Title:Postoperative symptoms at home following day-case surgery in children: a multicentre survey of 551 children
Author(s):Kotiniemi, L. H. Ryhanen, P. T. Valanne, J. Jokela, R. Mustonen, A. Poukkula, E.
Address:Department of Anaesthesiology, University of Oulu, Finland.
Year:1997 Oct
Journal Title:Anaesthesia
Page Number:963-9
Language:eng
Volume:52
Issue:10
ISSN/ISBN:0003-2409 (Print). 0003-2409 (Linking)

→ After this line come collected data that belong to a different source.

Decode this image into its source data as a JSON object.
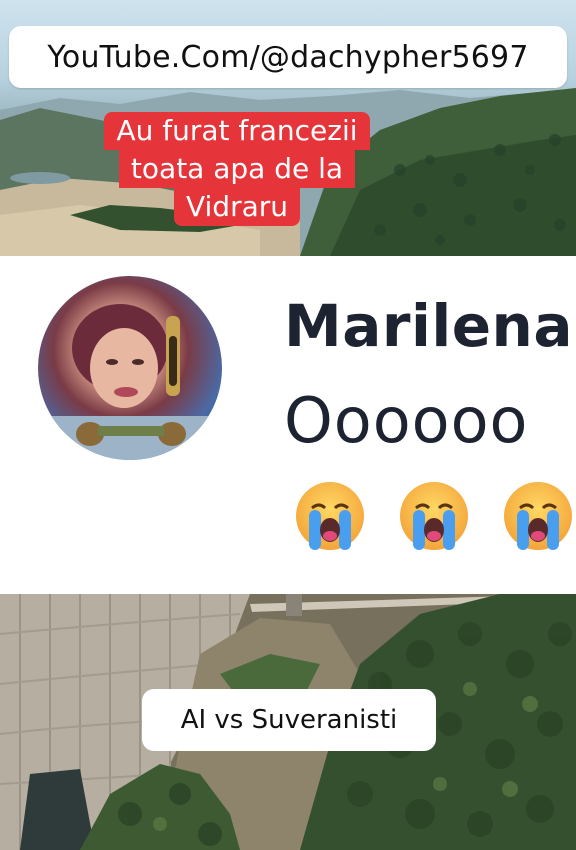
{
  "top_overlay": {
    "url_banner_text": "YouTube.Com/@dachypher5697",
    "caption_lines": [
      "Au furat francezii",
      "toata apa de la",
      "Vidraru"
    ]
  },
  "comment": {
    "name": "Marilena",
    "text": "Oooooo",
    "emoji_icons": [
      "loudly-crying-face-icon",
      "loudly-crying-face-icon",
      "loudly-crying-face-icon"
    ]
  },
  "bottom_overlay": {
    "caption_text": "AI vs Suveranisti"
  },
  "colors": {
    "caption_red": "#e5353b",
    "banner_white": "#ffffff",
    "comment_text": "#1d2330"
  }
}
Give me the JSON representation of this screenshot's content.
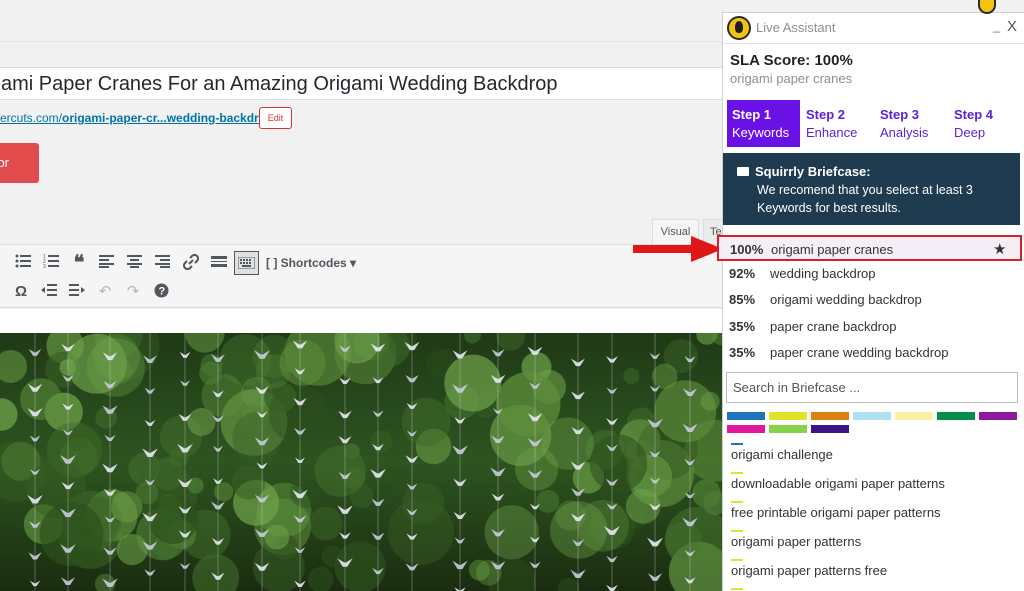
{
  "editor": {
    "post_title": "ami Paper Cranes For an Amazing Origami Wedding Backdrop",
    "permalink_prefix": "ercuts.com/",
    "permalink_slug": "origami-paper-cr...wedding-backdrop",
    "permalink_suffix": "/",
    "edit_label": "Edit",
    "red_button_label": "or",
    "tab_visual": "Visual",
    "tab_text": "Te",
    "shortcodes_label": "[ ] Shortcodes ▾"
  },
  "assistant": {
    "title": "Live Assistant",
    "minimize": "_",
    "close": "X",
    "sla_score": "SLA Score: 100%",
    "sla_keyword": "origami paper cranes",
    "steps": [
      {
        "num": "Step 1",
        "label": "Keywords"
      },
      {
        "num": "Step 2",
        "label": "Enhance"
      },
      {
        "num": "Step 3",
        "label": "Analysis"
      },
      {
        "num": "Step 4",
        "label": "Deep"
      }
    ],
    "briefcase_title": "Squirrly Briefcase:",
    "briefcase_msg": "We recomend that you select at least 3 Keywords for best results.",
    "keywords": [
      {
        "pct": "100%",
        "kw": "origami paper cranes"
      },
      {
        "pct": "92%",
        "kw": "wedding backdrop"
      },
      {
        "pct": "85%",
        "kw": "origami wedding backdrop"
      },
      {
        "pct": "35%",
        "kw": "paper crane backdrop"
      },
      {
        "pct": "35%",
        "kw": "paper crane wedding backdrop"
      }
    ],
    "search_placeholder": "Search in Briefcase ...",
    "label_colors": [
      "#1e73be",
      "#e2e22a",
      "#dd7e10",
      "#aee0f2",
      "#f9f2a0",
      "#078b4a",
      "#8b1c9b",
      "#e0199b",
      "#86d34b",
      "#3b1486"
    ],
    "briefcase_items": [
      {
        "text": "origami challenge",
        "color": "#1e73be"
      },
      {
        "text": "downloadable origami paper patterns",
        "color": "#e2e22a"
      },
      {
        "text": "free printable origami paper patterns",
        "color": "#e2e22a"
      },
      {
        "text": "origami paper patterns",
        "color": "#e2e22a"
      },
      {
        "text": "origami paper patterns free",
        "color": "#e2e22a"
      }
    ]
  }
}
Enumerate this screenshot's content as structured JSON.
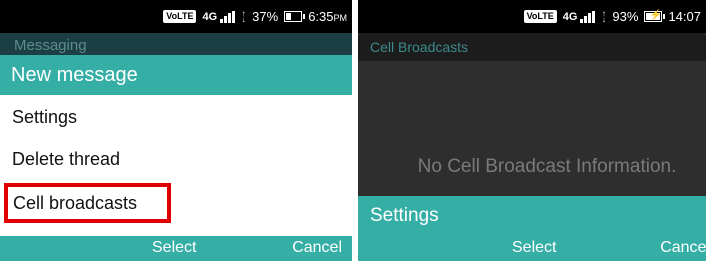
{
  "left": {
    "status": {
      "network_tag": "VoLTE",
      "network": "4G",
      "battery": "37%",
      "time": "6:35",
      "time_suffix": "PM"
    },
    "background_title": "Messaging",
    "menu": {
      "header": "New message",
      "items": [
        "Settings",
        "Delete thread",
        "Cell broadcasts"
      ],
      "highlighted_index": 2
    },
    "softkeys": {
      "center": "Select",
      "right": "Cancel"
    }
  },
  "right": {
    "status": {
      "network_tag": "VoLTE",
      "network": "4G",
      "battery": "93%",
      "time": "14:07"
    },
    "title": "Cell Broadcasts",
    "empty_message": "No Cell Broadcast Information.",
    "menu": {
      "header": "Settings"
    },
    "softkeys": {
      "center": "Select",
      "right": "Cancel"
    }
  },
  "colors": {
    "accent": "#35aea5",
    "highlight_border": "#e00000",
    "status_bar": "#000000"
  },
  "icons": [
    "volte-badge",
    "signal-icon",
    "data-arrows-icon",
    "battery-icon",
    "battery-charging-icon"
  ]
}
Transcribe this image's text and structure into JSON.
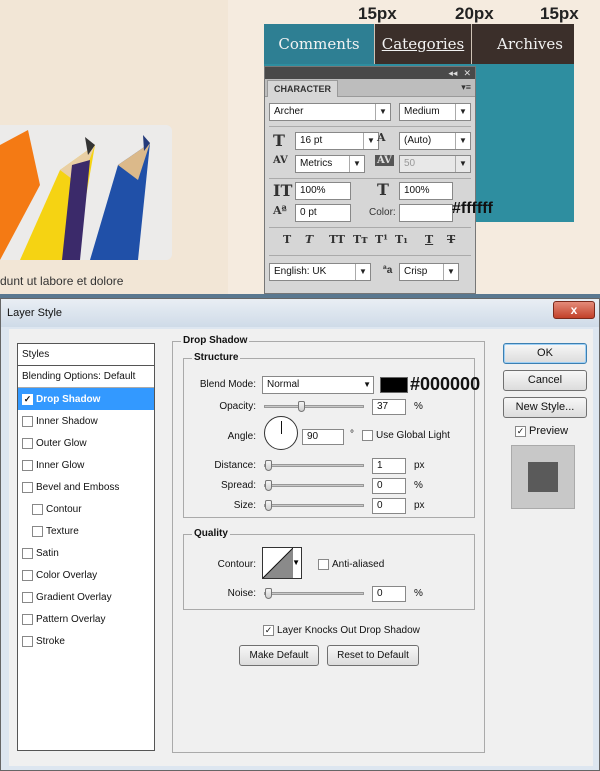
{
  "website": {
    "spacing_labels": [
      "15px",
      "20px",
      "15px"
    ],
    "nav_tabs": [
      {
        "label": "Comments"
      },
      {
        "label": "Categories"
      },
      {
        "label": "Archives"
      }
    ],
    "body_text": "dunt ut labore et dolore",
    "color_annotation_white": "#ffffff",
    "colors": {
      "teal": "#2e7f93",
      "dark_brown": "#3b2f2a",
      "cream": "#f2e6d6"
    }
  },
  "character_panel": {
    "tab_label": "CHARACTER",
    "font_family": "Archer",
    "font_style": "Medium",
    "font_size": "16 pt",
    "leading": "(Auto)",
    "kerning": "Metrics",
    "tracking": "50",
    "vertical_scale": "100%",
    "horizontal_scale": "100%",
    "baseline_shift": "0 pt",
    "color_label": "Color:",
    "format_buttons": [
      "T",
      "T",
      "TT",
      "Tт",
      "T¹",
      "T₁",
      "T",
      "T"
    ],
    "language": "English: UK",
    "antialias_label": "ªa",
    "antialias": "Crisp"
  },
  "layer_style": {
    "title": "Layer Style",
    "close_label": "x",
    "styles_header": "Styles",
    "blending_options": "Blending Options: Default",
    "style_items": [
      {
        "label": "Drop Shadow",
        "checked": true,
        "selected": true,
        "sub": false
      },
      {
        "label": "Inner Shadow",
        "checked": false,
        "selected": false,
        "sub": false
      },
      {
        "label": "Outer Glow",
        "checked": false,
        "selected": false,
        "sub": false
      },
      {
        "label": "Inner Glow",
        "checked": false,
        "selected": false,
        "sub": false
      },
      {
        "label": "Bevel and Emboss",
        "checked": false,
        "selected": false,
        "sub": false
      },
      {
        "label": "Contour",
        "checked": false,
        "selected": false,
        "sub": true
      },
      {
        "label": "Texture",
        "checked": false,
        "selected": false,
        "sub": true
      },
      {
        "label": "Satin",
        "checked": false,
        "selected": false,
        "sub": false
      },
      {
        "label": "Color Overlay",
        "checked": false,
        "selected": false,
        "sub": false
      },
      {
        "label": "Gradient Overlay",
        "checked": false,
        "selected": false,
        "sub": false
      },
      {
        "label": "Pattern Overlay",
        "checked": false,
        "selected": false,
        "sub": false
      },
      {
        "label": "Stroke",
        "checked": false,
        "selected": false,
        "sub": false
      }
    ],
    "drop_shadow_title": "Drop Shadow",
    "structure_title": "Structure",
    "blend_mode_label": "Blend Mode:",
    "blend_mode": "Normal",
    "shadow_color": "#000000",
    "color_annotation_black": "#000000",
    "opacity_label": "Opacity:",
    "opacity": "37",
    "angle_label": "Angle:",
    "angle": "90",
    "degree_symbol": "°",
    "global_light_label": "Use Global Light",
    "distance_label": "Distance:",
    "distance": "1",
    "spread_label": "Spread:",
    "spread": "0",
    "size_label": "Size:",
    "size": "0",
    "unit_px": "px",
    "unit_pct": "%",
    "quality_title": "Quality",
    "contour_label": "Contour:",
    "anti_aliased_label": "Anti-aliased",
    "noise_label": "Noise:",
    "noise": "0",
    "knockout_label": "Layer Knocks Out Drop Shadow",
    "make_default": "Make Default",
    "reset_default": "Reset to Default",
    "ok": "OK",
    "cancel": "Cancel",
    "new_style": "New Style...",
    "preview_label": "Preview"
  }
}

Abstract:The incidence and duration of postoperative symptoms in children at home following day-case anaesthesia and surgery was evaluated using a questionnaire completed by parents of 551 children aged 4 months to 13.4 years (mean 3.8 years). They also evaluated the instructions given in hospital for care at home. The incidence of all symptoms was highest at home on the day of the operation. No postoperative symptoms were reported in 79 (14%) children. The incidence of pain was 56% and the only significant predictor was the type of operation, tonsillectomy being the most problematic (mild pain in 38% and severe in 25%; pain lasted 7 days or longer in 33%). Analgesics were given to 78% of all the children reported to have pain on the day of the operation, to 60% the next day and later to 58%; 19 (3%) children were given more than two doses per day. The instructions given in hospital for the treatment of pain were considered inadequated by 12% of parents. Postoperative nausea and vomiting occurred in 13% of children. Predictors by multiple stepwise logistic regression analysis were emetic symptoms in hospital, pain at home, age > 5 years and administration of postoperative opioid (pethidine or fentanyl). Opioid given during anaesthesia (fentanyl or alfentanil) did not increase the incidence. Emetic symptoms were most common after tonsillectomy (31%). The highest incidences of emetic symptoms (37%), sedation (96%) and dizziness (41%) occurred in children who had been given fentanyl for postoperative pain. Undertreatment of nausea in hospital was evident as only two children had received anti-emetics, even though 61 were reported to have emetic symptoms. Administration of effective anti-emetics should be encouraged, as emetic symptoms in hospital were the most significant predictor of nausea and vomiting at home. Treatment of pain at home and instructions for treatment of pain need to be improved.